Hakan Fidan’ın uzun yıllar MİT Başkanlığı yaptıktan sonra dış politikada en kritik pozisyona oturması büyük beklentilerle karşılanmıştı. Ancak şimdi diplomatik reflekslerin ciddi biçimde zayıfladığına dair yorumlar artıyor.
MİT’teki geçmiş, Dışişleri’nde sessizlik
Hakan Fidan, istihbarat kariyerinde sıkça tartışılan bir isimdi. 15 Temmuz darbe girişiminin önlenememesi, bu nedenle Ak Parti ve Başkan Erdoğan'ın arkasındaki halk desteğinin erimesi, Suriye politikasında yaşanan çalkantılar ve Batı’yla bozulan ilişkiler gibi birçok konuda “görev ihmali” eleştirilerine maruz kaldı. Ancak bu dönemde eleştirileri çoğunlukla FETÖ, Suriye rejimi ya da “dış mihraklar” üzerinden savuşturdu.

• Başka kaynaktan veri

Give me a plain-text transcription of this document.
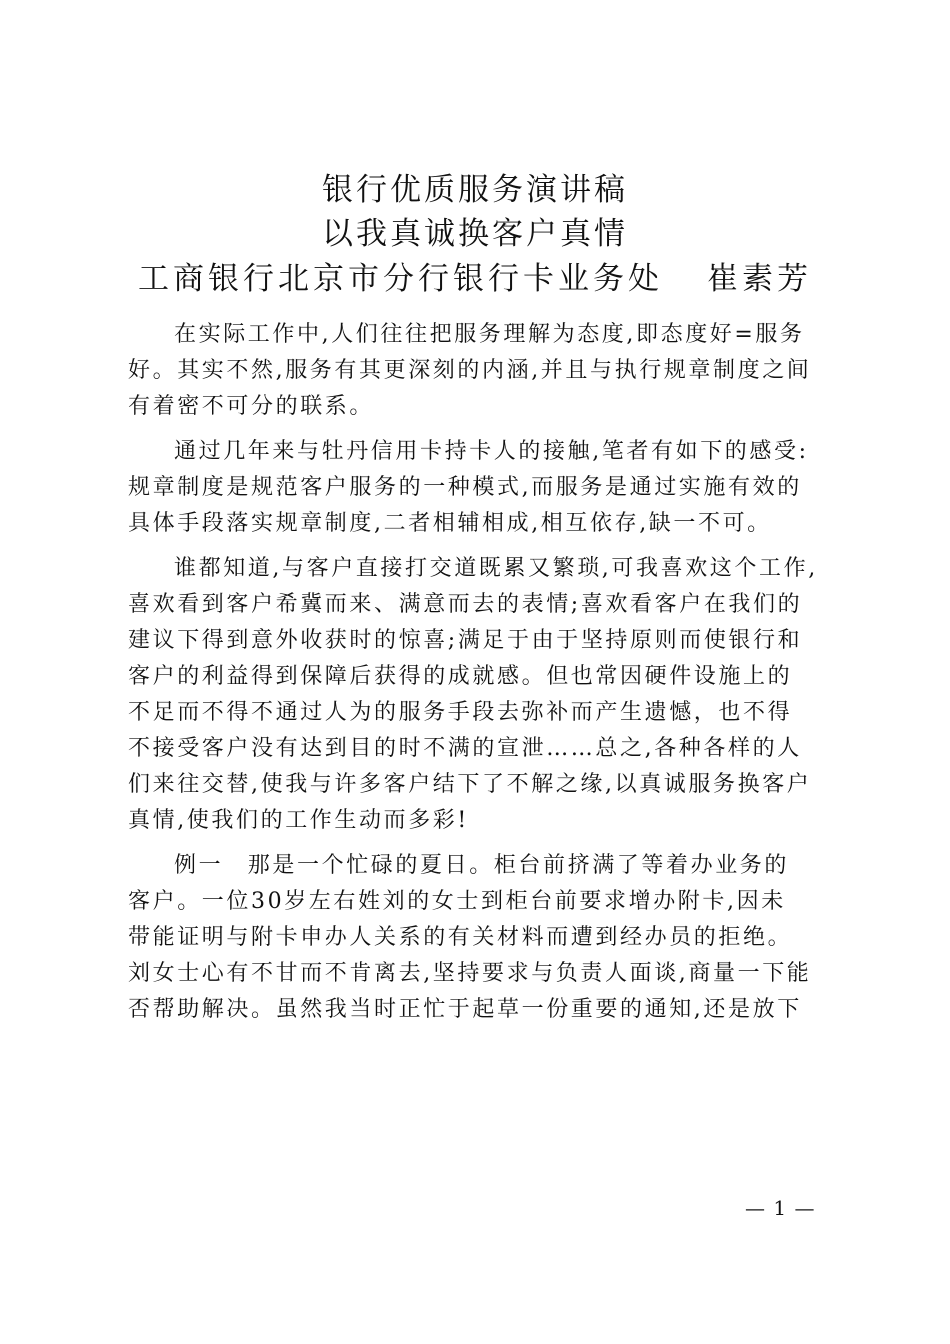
银行优质服务演讲稿
以我真诚换客户真情
工商银行北京市分行银行卡业务处 崔素芳
在实际工作中,人们往往把服务理解为态度,即态度好=服务
好。其实不然,服务有其更深刻的内涵,并且与执行规章制度之间
有着密不可分的联系。
通过几年来与牡丹信用卡持卡人的接触,笔者有如下的感受:
规章制度是规范客户服务的一种模式,而服务是通过实施有效的
具体手段落实规章制度,二者相辅相成,相互依存,缺一不可。
谁都知道,与客户直接打交道既累又繁琐,可我喜欢这个工作,
喜欢看到客户希冀而来、满意而去的表情;喜欢看客户在我们的
建议下得到意外收获时的惊喜;满足于由于坚持原则而使银行和
客户的利益得到保障后获得的成就感。但也常因硬件设施上的
不足而不得不通过人为的服务手段去弥补而产生遗憾，也不得
不接受客户没有达到目的时不满的宣泄……总之,各种各样的人
们来往交替,使我与许多客户结下了不解之缘,以真诚服务换客户
真情,使我们的工作生动而多彩!
例一　那是一个忙碌的夏日。柜台前挤满了等着办业务的
客户。一位30岁左右姓刘的女士到柜台前要求增办附卡,因未
带能证明与附卡申办人关系的有关材料而遭到经办员的拒绝。
刘女士心有不甘而不肯离去,坚持要求与负责人面谈,商量一下能
否帮助解决。虽然我当时正忙于起草一份重要的通知,还是放下
— 1 —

Bugün ise bir başka stratejik kaymanın eşiğinde: Orta Asya. Üstelik bu kez sorumluluk tek başına ona ait. Zira Dışişleri Bakanı sıfatıyla Türk dünyasının AB ile ortaklık kurduğu, Türkiye’nin ise dışlandığı bir dönemde sessizliğini korumayı tercih ediyor.
Türkiye yalnızlaşıyor mu?
Ankara, yıllardır “Türk Dünyası Vizyonu”nu dile getiriyor. TDT bünyesindeki iş birliği modelleri, tarihi bağlar, ortak kültür ve enerji diplomasisiyle şekillenen bir Orta Asya stratejisi var. Ancak bu strateji, Brüksel’in küresel etkisi ve yatırım gücü karşısında ciddi şekilde zorlanıyor.
Üstelik TDT üyelerinin Güney Kıbrıs Rum Kesimi’ni “Kıbrıs Cumhuriyeti” olarak tanıması ve büyükelçi ataması diplomatik ilişkilerini derinleştirmesi, sadece dış politika değil, milli meseleler açısından da yeni bir kırılmanın habercisi.
Peki şimdi ne olacak?
AB, Çin ve Rusya arasında sıkışmış Orta Asya’ya yeni bir yön sunarken, Türkiye’nin bu masada daha fazla yalnız kalması kaçınılmaz hale geliyor. Ankara’nın sessizliği sürdükçe, kültürel bağlar ve kardeşlik söylemleri ekonomik gerçeklikler ve jeopolitik tercihler karşısında etkisini kaybediyor.
Hakan Fidan ise bu kırılma anında sessiz kalmaya devam ediyor. Dışişleri Bakanlığı, bu gelişmelere dair kamuoyuna net bir pozisyon sunmadıkça, Türkiye’nin bölgedeki etkinliği sadece sembolik düzeyde kalma riskiyle karşı karşıya.